Evolution of the New Housing Price Index
The metropolitan regions of Toronto and Oshawa, and Edmonton were the top contributors to the increase in October. The positive impact of these metropolitan regions on the overall index was offset in part by decreases observed in Vancouver and Victoria.
Between September and October, Edmonton (+0.6%) posted the largest monthly price advance, followed by Toronto and Oshawa (+0.4%).
In Edmonton, price increases were primarily the result of higher material and labour costs as well as higher land values. In Toronto and Oshawa, some builders cited good market conditions as the main reason for their price increases.
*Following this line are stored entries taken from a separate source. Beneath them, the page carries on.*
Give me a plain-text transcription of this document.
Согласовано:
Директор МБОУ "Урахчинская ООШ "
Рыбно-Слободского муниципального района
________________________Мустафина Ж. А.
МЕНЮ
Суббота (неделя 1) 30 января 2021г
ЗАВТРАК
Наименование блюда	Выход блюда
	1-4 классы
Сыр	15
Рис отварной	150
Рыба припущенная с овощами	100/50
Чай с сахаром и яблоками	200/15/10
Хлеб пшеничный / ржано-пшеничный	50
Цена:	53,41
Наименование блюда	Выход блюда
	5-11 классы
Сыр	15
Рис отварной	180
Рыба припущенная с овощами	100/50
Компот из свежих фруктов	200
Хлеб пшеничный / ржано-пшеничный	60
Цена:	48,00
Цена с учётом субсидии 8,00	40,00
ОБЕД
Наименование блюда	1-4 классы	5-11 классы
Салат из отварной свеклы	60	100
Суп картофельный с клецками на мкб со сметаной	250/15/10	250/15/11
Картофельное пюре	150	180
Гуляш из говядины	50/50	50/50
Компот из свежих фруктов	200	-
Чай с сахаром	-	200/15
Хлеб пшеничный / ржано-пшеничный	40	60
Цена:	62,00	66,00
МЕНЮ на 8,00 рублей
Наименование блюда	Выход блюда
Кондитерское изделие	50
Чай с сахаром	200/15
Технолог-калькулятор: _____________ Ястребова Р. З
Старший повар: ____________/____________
In October, prices were unchanged in 9 of the 21 metropolitan regions surveyed.
The most significant monthly price declines were recorded in Victoria (-0.6%) and Saskatoon (-0.3%).
Some builders in Victoria reported that the primary reason for their price decreases was having lowered their prices to stimulate sales.
In Saskatoon, a few builders reported reducing their prices because of slower market conditions. These reductions were partially offset by increases in material costs.
Year over year, the NHPI was up 2.5% in October. The main contributor to this advance was the metropolitan region of Toronto and Oshawa.
The largest year-over-year price increases were in Toronto and Oshawa, and in Winnipeg (both up 5.6%).
Compared with October 2010, contractors' selling prices were also higher in Regina (+5.1%) and St. John's (+4.1%).
Among the 21 metropolitan regions surveyed, 4 posted 12-month price declines in October, led by Windsor (-3.3%) and Victoria (-1.9%).